Une première : des projets proposés par les groupes d’opposition
La création du “Contrat de Réussite Solidaire” a été suivie par l’étude des rapports des groupes de l’opposition, ce qui devait constituer le moment fort de cette séance du Conseil. En effet, pour la première fois à Villejuif, les groupes d’opposition peuvent une fois par an proposer un projet au vote. Il faut savoir que le dépôt d’un rapport au vote du Conseil Municipal est un travail colossal. Ce doit être une proposition concrète, argumentée, réaliste et techniquement correcte. Cette ouverture de la majorité vis-à-vis de l’opposition pouvait donc facilement se transformer en piège, car il est difficile de répondre à tous ces critères lorsque l’on ne dispose pas du temps et des moyens dont dispose la municipalité. A cette occasion, il pouvait être facile de reprocher à l’opposition son incompétence ou son absence de proposition concrète. Mais parmi les trois groupes de l’opposition (MoDem, Les Verts-Villejuif Autrement, Vivre à Villejuif), deux groupes ont fait le choix de relever le défi : le groupe MoDem et Les Verts-Villejuif Autrement. Ils ont tous les deux réussi avec brio à faire valoir leurs idées.

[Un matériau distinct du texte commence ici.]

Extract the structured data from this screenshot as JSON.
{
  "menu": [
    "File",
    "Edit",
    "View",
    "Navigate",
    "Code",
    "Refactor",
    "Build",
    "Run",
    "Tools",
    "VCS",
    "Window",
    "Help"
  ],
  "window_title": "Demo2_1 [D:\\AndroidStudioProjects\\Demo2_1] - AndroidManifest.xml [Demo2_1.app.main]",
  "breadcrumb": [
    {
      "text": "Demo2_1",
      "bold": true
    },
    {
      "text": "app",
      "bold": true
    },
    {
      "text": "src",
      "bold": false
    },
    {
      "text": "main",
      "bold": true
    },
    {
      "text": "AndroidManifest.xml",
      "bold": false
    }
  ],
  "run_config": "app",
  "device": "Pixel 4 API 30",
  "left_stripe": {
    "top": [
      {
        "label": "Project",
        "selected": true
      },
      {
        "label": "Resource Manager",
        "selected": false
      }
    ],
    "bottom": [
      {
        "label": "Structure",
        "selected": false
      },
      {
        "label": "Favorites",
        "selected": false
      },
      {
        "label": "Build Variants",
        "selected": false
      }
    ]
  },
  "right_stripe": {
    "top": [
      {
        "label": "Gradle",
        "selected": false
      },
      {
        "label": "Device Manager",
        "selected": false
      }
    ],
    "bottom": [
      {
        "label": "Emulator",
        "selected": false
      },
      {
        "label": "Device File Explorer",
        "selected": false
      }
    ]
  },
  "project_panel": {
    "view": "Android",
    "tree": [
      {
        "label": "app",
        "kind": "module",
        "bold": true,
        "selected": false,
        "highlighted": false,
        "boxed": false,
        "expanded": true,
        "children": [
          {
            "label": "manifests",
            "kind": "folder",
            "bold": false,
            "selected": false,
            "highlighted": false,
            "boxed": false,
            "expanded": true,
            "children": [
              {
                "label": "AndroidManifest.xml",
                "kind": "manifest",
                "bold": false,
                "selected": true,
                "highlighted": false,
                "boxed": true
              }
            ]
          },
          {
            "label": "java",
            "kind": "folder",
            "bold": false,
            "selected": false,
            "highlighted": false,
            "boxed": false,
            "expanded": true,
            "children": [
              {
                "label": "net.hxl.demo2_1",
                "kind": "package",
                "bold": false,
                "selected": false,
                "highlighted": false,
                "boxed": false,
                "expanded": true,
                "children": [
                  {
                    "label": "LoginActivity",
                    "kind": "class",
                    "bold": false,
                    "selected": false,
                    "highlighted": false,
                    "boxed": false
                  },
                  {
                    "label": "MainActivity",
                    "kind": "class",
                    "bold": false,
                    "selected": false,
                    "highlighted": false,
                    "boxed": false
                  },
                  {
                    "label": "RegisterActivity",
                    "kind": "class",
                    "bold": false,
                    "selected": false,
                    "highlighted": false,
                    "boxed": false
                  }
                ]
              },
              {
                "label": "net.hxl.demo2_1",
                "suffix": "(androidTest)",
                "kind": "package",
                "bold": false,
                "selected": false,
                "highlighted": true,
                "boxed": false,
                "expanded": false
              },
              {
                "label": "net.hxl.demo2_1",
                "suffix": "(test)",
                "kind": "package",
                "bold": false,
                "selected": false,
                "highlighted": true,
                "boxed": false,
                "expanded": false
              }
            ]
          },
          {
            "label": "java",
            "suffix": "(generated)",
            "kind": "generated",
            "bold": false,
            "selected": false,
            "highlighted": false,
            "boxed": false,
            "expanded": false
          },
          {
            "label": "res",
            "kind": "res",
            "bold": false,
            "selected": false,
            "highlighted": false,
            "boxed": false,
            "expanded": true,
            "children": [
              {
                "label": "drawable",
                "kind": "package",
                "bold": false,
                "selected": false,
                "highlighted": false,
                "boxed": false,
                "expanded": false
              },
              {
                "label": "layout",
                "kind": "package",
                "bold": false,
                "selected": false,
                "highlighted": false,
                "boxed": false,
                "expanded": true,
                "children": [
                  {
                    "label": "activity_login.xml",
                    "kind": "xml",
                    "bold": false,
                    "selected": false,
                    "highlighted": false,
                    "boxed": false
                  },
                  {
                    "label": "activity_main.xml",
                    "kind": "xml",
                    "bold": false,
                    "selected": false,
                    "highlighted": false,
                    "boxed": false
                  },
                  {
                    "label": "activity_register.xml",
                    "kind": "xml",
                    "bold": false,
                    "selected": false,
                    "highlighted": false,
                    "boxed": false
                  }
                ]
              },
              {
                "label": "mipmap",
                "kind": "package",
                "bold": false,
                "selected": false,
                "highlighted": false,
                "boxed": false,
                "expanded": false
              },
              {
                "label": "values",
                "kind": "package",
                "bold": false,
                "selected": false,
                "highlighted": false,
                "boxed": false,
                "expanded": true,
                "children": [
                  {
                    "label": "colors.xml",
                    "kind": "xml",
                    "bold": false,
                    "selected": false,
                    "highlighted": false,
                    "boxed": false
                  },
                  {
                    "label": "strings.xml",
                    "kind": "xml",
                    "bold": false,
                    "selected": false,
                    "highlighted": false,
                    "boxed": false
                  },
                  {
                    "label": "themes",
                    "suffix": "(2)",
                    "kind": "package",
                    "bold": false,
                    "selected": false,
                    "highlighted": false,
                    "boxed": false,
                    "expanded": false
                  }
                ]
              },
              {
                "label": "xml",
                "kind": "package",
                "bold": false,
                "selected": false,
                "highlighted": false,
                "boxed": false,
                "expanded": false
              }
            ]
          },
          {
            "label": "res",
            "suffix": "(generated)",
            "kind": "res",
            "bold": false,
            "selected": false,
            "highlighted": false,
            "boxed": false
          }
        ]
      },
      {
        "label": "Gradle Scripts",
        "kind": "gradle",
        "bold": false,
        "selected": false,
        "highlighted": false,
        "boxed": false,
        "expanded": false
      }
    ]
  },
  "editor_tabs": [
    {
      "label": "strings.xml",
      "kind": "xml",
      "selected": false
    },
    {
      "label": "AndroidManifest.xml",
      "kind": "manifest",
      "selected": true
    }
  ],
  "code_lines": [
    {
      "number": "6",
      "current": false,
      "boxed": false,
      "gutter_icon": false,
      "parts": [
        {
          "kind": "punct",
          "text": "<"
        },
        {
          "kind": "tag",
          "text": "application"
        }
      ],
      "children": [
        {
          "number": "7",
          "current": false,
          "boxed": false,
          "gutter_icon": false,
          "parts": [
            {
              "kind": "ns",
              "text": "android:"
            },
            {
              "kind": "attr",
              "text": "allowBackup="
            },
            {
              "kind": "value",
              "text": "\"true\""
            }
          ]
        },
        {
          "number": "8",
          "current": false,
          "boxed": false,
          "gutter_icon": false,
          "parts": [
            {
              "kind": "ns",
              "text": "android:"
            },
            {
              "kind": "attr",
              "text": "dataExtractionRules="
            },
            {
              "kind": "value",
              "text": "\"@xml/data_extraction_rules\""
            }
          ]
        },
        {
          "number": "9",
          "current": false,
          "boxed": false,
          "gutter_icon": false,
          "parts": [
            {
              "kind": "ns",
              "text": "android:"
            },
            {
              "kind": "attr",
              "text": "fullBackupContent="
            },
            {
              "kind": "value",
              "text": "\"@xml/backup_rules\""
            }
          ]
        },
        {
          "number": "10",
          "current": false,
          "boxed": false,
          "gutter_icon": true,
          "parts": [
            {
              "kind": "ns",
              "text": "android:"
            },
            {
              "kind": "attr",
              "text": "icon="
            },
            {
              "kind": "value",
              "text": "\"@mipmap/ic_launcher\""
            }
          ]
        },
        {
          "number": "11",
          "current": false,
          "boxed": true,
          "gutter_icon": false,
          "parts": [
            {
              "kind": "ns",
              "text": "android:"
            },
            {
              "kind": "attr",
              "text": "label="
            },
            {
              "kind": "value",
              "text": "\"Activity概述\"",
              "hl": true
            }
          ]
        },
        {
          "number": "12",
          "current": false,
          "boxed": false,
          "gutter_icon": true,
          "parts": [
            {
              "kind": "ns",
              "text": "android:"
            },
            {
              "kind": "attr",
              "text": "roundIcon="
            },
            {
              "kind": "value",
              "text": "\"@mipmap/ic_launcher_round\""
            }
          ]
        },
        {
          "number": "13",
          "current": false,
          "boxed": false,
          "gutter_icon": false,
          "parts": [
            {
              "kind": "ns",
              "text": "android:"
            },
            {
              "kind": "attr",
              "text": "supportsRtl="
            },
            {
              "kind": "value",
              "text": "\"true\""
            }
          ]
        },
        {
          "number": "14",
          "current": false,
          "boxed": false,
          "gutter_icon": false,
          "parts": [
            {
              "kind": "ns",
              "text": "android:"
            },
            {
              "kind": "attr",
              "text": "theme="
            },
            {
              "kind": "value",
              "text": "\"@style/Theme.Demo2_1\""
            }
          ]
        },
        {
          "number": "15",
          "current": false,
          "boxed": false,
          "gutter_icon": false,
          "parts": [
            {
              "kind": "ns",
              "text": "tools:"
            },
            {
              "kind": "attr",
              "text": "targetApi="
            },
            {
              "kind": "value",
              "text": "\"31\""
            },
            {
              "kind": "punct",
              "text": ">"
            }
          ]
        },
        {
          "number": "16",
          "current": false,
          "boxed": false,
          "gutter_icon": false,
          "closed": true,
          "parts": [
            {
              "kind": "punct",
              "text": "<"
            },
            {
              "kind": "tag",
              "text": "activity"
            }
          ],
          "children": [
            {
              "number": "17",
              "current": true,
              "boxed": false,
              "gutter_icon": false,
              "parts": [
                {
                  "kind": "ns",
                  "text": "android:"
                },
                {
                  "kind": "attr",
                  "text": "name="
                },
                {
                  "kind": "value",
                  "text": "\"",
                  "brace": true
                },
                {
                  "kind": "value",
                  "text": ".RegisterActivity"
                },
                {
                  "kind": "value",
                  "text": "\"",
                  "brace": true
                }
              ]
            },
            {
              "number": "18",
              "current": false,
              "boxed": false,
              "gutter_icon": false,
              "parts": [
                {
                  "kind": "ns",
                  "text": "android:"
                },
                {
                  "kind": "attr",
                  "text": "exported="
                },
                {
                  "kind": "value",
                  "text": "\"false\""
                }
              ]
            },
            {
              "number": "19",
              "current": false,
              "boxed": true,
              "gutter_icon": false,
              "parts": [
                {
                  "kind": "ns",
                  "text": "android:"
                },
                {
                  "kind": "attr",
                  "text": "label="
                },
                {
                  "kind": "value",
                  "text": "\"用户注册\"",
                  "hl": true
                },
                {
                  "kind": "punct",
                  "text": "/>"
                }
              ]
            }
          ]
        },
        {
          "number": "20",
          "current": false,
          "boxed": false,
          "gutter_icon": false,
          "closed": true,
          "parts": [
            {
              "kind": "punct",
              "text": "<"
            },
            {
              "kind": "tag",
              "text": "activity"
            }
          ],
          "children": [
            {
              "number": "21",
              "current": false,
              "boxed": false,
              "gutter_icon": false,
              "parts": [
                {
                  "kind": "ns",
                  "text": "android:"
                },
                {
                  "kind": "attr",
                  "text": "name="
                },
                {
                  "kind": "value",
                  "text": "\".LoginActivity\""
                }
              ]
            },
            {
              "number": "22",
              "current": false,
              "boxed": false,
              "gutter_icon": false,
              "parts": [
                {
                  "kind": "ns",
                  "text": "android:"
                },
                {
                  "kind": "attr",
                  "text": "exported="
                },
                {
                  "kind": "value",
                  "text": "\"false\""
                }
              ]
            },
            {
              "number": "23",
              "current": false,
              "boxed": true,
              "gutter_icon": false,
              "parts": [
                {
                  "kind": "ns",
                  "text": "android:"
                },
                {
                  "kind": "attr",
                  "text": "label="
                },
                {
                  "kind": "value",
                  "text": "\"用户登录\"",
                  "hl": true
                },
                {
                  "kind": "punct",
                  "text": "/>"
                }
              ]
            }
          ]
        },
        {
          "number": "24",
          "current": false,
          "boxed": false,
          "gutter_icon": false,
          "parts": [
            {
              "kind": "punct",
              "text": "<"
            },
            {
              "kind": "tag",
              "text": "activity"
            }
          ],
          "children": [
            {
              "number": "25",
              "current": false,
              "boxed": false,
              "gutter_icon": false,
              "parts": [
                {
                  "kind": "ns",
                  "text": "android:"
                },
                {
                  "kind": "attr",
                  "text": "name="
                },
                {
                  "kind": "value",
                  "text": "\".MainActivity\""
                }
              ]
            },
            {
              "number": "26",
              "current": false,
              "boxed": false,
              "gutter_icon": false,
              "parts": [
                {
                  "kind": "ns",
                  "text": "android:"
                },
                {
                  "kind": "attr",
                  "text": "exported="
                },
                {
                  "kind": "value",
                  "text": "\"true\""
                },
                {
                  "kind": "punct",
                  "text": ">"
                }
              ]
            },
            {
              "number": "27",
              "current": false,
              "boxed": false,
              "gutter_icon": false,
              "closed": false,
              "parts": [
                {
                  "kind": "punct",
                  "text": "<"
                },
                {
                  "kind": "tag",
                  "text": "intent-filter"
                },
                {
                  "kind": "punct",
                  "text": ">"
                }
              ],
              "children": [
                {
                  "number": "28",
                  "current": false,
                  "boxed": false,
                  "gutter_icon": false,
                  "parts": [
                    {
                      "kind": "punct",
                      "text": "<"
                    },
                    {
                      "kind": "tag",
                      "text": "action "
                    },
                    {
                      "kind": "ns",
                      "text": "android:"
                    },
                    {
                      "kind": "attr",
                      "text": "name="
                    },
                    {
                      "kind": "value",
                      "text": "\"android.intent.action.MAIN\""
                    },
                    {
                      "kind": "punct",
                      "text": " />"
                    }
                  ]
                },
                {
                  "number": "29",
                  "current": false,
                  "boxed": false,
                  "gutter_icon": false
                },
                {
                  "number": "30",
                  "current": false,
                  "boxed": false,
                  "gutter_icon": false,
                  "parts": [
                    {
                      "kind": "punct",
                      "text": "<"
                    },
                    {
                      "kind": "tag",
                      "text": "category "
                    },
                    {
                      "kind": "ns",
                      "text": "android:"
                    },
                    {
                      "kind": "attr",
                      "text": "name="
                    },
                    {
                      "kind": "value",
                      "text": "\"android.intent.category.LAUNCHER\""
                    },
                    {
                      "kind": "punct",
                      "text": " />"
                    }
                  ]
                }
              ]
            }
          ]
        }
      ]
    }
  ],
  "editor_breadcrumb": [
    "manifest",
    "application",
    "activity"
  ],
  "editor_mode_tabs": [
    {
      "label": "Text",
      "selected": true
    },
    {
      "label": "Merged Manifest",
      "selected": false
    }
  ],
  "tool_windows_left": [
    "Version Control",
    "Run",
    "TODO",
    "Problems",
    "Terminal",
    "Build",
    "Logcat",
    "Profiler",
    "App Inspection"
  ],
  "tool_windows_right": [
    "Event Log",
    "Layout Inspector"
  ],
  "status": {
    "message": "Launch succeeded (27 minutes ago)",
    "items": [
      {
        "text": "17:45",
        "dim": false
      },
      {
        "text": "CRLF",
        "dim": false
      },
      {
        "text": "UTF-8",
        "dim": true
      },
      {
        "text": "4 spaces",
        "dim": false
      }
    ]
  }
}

Le MoDem demande un audit sur l’endettement
Pour le groupe MoDem, Cécile Deniard a proposé un audit externe de l’endettement de la ville (voir le texte sur cette page web). Dans son intervention elle a rappelé que lors de la campagne électorale son groupe avait exprimé une vive inquiétude relative au haut niveau de fiscalité et d’endettement de la ville. Elle a souhaité un regard précis sur les stratégies relatives à l’endettement et sur les contrats d’emprunt. Lors des débats préparatoires en commission, il semble avoir régner un esprit constructif. Après une première phase où se sont exprimées des craintes de voir sa gestion mise en cause, la majorité a reconnu que ce très fort endettement posait des questions qui méritaient d’être étudiées. Un accord a émergé sur la mise en place d’une première étude et d’un séminaire avec l’ensemble des conseillers et des intervenants extérieurs pour étudier cette situation. Ce n’est donc pas un véritable audit externe comme le groupe MoDem l’aurait souhaité, mais c’est un premier pas vers la mise en lumière de la situation financière de la ville qui se révèle particulièrement préoccupante. Cette préoccupation sera l’objet des deux Conseils Municipaux suivants avec l’étude du budget. Quoiqu’il en soit, l’ensemble des intervenants ont souligné l’esprit constructif qui a régné en commission et qui a permis l’élaboration d’un consensus acceptable par tous. Le rapport proposé par le groupe MoDem a été adopté à l’unanimité.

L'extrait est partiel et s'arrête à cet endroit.